Shionogi continues to fully decouple sales agents’ bonuses from sales volumes of antibacterial medicines
Shionogi is steadfast in fully decoupling its financial rewards for sales agents from the volume of antibacterial and antifungal medicines they sell, in order to mitigate the risk of overselling
One of the main drivers for the emergence of antimicrobial resistance (AMR) is the inappropriate use of antibacterial and antifungal medicines. When companies rely on making high volumes of sales, their resulting sales practices can lead to the promotion of overuse and misuse. Steps need to be taken to ensure products are used only when needed.
By avoiding the use of sales agents altogether for antibacterials and antifungals, companies can reduce their risk of overselling to healthcare professionals and the prescription of unneeded medicines. Companies that do retain a sales force can decouple incentives for their agents from sales volumes, so that bonuses do not depend on how much product is sold.
Why does Shionogi lead?
Shionogi was the first large research-based pharmaceutical company to fully decouple its incentives for sales agents from sales volumes. It began in Japan in 2016 and extended the practice globally the following year. The Benchmark recognised this as best practice in 2020.
The company does not link the payment of bonuses to the volumes its sales agents sell. It incentivises agents instead through linking to competencies such as interactions with healthcare professionals and knowledge of AMR. No other company in scope has fully decoupled such incentives for its agents globally. Just as importantly, Shionogi applies this practice globally for all products in scope, and is consistent in maintaining the practice.

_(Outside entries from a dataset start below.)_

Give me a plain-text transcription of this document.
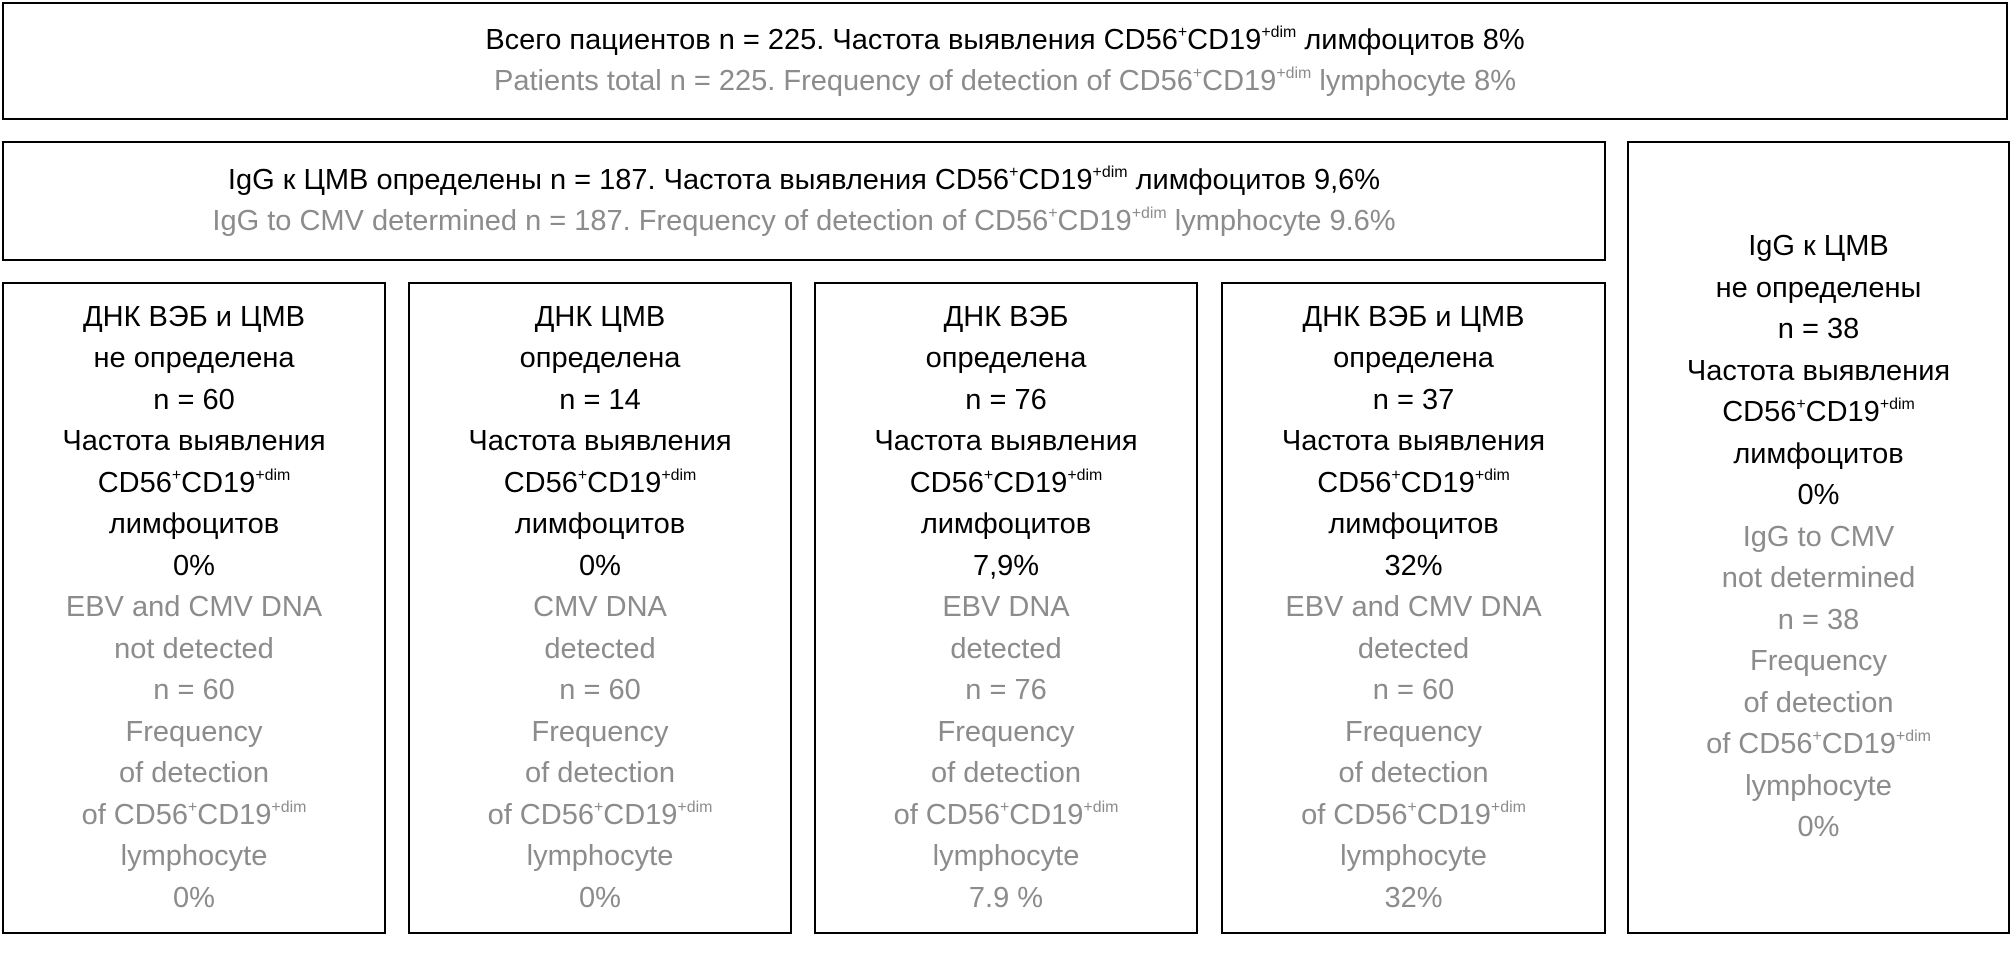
Всего пациентов n = 225. Частота выявления $CD56^+CD19^{+dim}$ лимфоцитов 8%
Patients total n = 225. Frequency of detection of $CD56^+CD19^{+dim}$ lymphocyte 8%
IgG к ЦМВ определены n = 187. Частота выявления $CD56^+CD19^{+dim}$ лимфоцитов 9,6%
IgG to CMV determined n = 187. Frequency of detection of $CD56^+CD19^{+dim}$ lymphocyte 9.6%
IgG к ЦМВ
не определены
n = 38
Частота выявления
$CD56^+CD19^{+dim}$
лимфоцитов
0%
IgG to CMV
not determined
n = 38
Frequency
of detection
of $CD56^+CD19^{+dim}$
lymphocyte
0%
ДНК ВЭБ и ЦМВ
не определена
n = 60
Частота выявления
$CD56^+CD19^{+dim}$
лимфоцитов
0%
EBV and CMV DNA
not detected
n = 60
Frequency
of detection
of $CD56^+CD19^{+dim}$
lymphocyte
0%
ДНК ЦМВ
определена
n = 14
Частота выявления
$CD56^+CD19^{+dim}$
лимфоцитов
0%
CMV DNA
detected
n = 60
Frequency
of detection
of $CD56^+CD19^{+dim}$
lymphocyte
0%
ДНК ВЭБ
определена
n = 76
Частота выявления
$CD56^+CD19^{+dim}$
лимфоцитов
7,9%
EBV DNA
detected
n = 76
Frequency
of detection
of $CD56^+CD19^{+dim}$
lymphocyte
7.9 %
ДНК ВЭБ и ЦМВ
определена
n = 37
Частота выявления
$CD56^+CD19^{+dim}$
лимфоцитов
32%
EBV and CMV DNA
detected
n = 60
Frequency
of detection
of $CD56^+CD19^{+dim}$
lymphocyte
32%
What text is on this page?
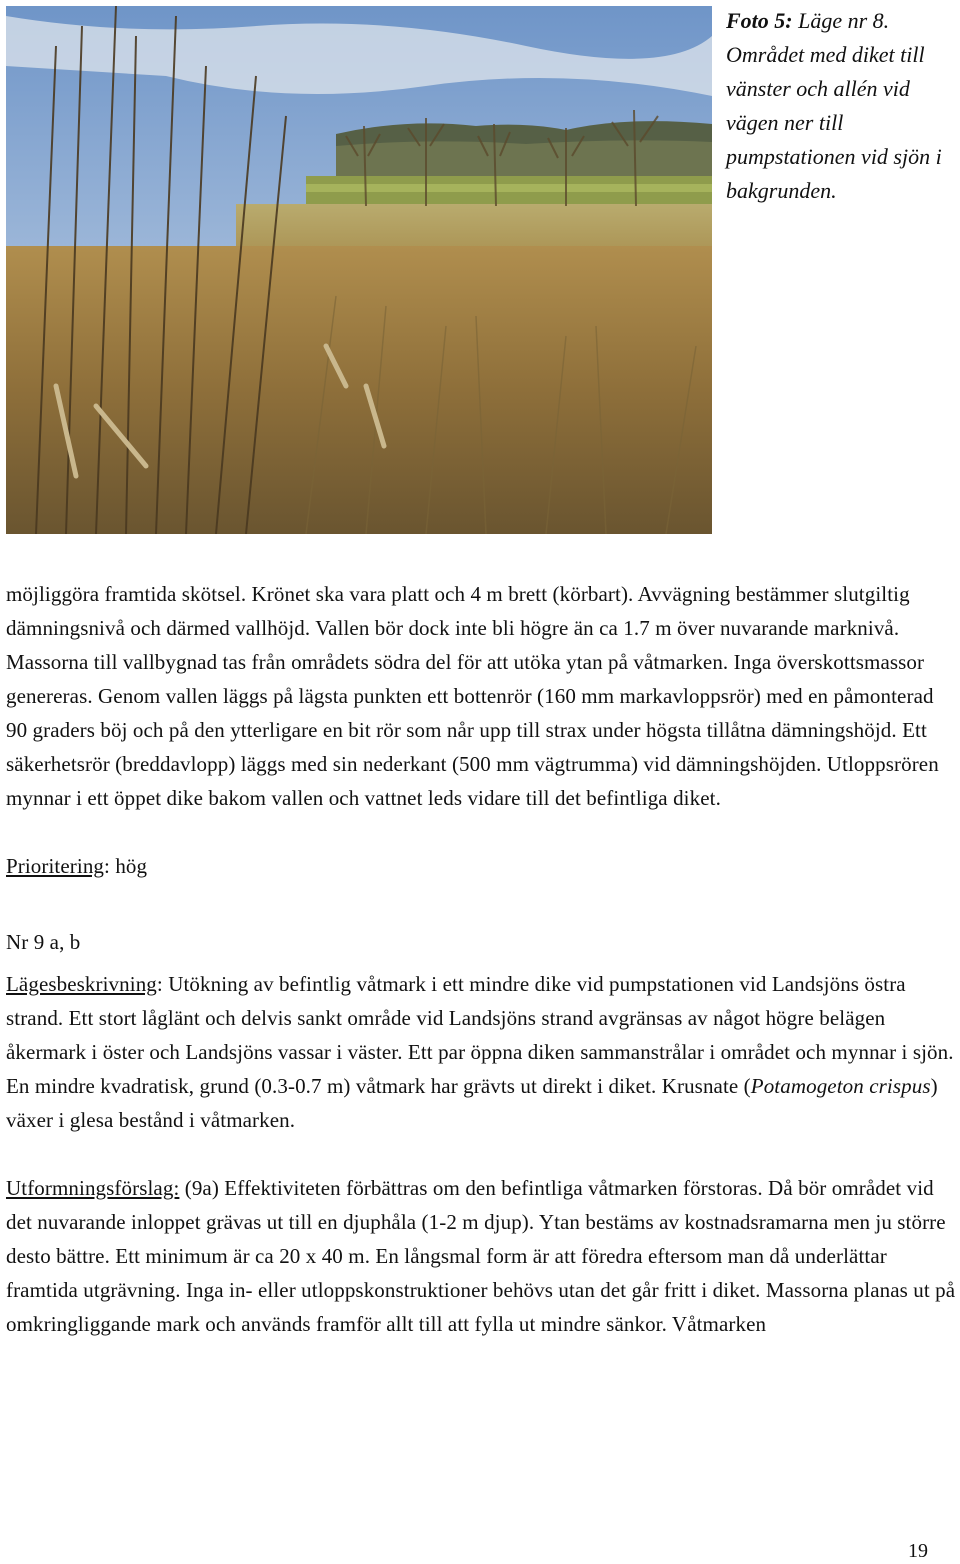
Foto 5: Läge nr 8. Området med diket till vänster och allén vid vägen ner till pumpstationen vid sjön i bakgrunden.

möjliggöra framtida skötsel. Krönet ska vara platt och 4 m brett (körbart). Avvägning bestämmer slutgiltig dämningsnivå och därmed vallhöjd. Vallen bör dock inte bli högre än ca 1.7 m över nuvarande marknivå. Massorna till vallbygnad tas från områdets södra del för att utöka ytan på våtmarken. Inga överskottsmassor genereras. Genom vallen läggs på lägsta punkten ett bottenrör (160 mm markavloppsrör) med en påmonterad 90 graders böj och på den ytterligare en bit rör som når upp till strax under högsta tillåtna dämningshöjd. Ett säkerhetsrör (breddavlopp) läggs med sin nederkant (500 mm vägtrumma) vid dämningshöjden. Utloppsrören mynnar i ett öppet dike bakom vallen och vattnet leds vidare till det befintliga diket.

Prioritering: hög

Nr 9 a, b

Lägesbeskrivning: Utökning av befintlig våtmark i ett mindre dike vid pumpstationen vid Landsjöns östra strand. Ett stort låglänt och delvis sankt område vid Landsjöns strand avgränsas av något högre belägen åkermark i öster och Landsjöns vassar i väster. Ett par öppna diken sammanstrålar i området och mynnar i sjön. En mindre kvadratisk, grund (0.3-0.7 m) våtmark har grävts ut direkt i diket. Krusnate (Potamogeton crispus) växer i glesa bestånd i våtmarken.

Utformningsförslag: (9a) Effektiviteten förbättras om den befintliga våtmarken förstoras. Då bör området vid det nuvarande inloppet grävas ut till en djuphåla (1-2 m djup). Ytan bestäms av kostnadsramarna men ju större desto bättre. Ett minimum är ca 20 x 40 m. En långsmal form är att föredra eftersom man då underlättar framtida utgrävning. Inga in- eller utloppskonstruktioner behövs utan det går fritt i diket. Massorna planas ut på omkringliggande mark och används framför allt till att fylla ut mindre sänkor. Våtmarken

19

No other company has fully decoupled such incentives for its agents
Cipla, the first generic medicine manufacturer to fully decouple its incentives for agents globally, was recognised for best practice in 2020. It now links <1% of its incentives to sales volumes. GSK pioneered the practice in 2013 but now no longer fully decouples. Other companies decouple incentives only for some products and/or in selected regions. Only Shionogi applies the practice across the board.
To improve further, Shionogi could choose to cease altogether the promotion of its products to healthcare professionals. Companies such as Abbott, Pfizer and MSD, which have run decoupling pilot projects, can expand this practice to more countries and products. Incentives for sales agents can be awarded at individual, smaller group or national level. When incentives are awarded at national and smaller group (rather than individual) level, they are linked less directly to total pay, so that when an individual agent sells a higher volume of products, this does not directly increase that person’s total pay. All companies can follow Shionogi’s lead and fully decouple incentives on a global basis, and maintain this practice to minimise the spread of resistance.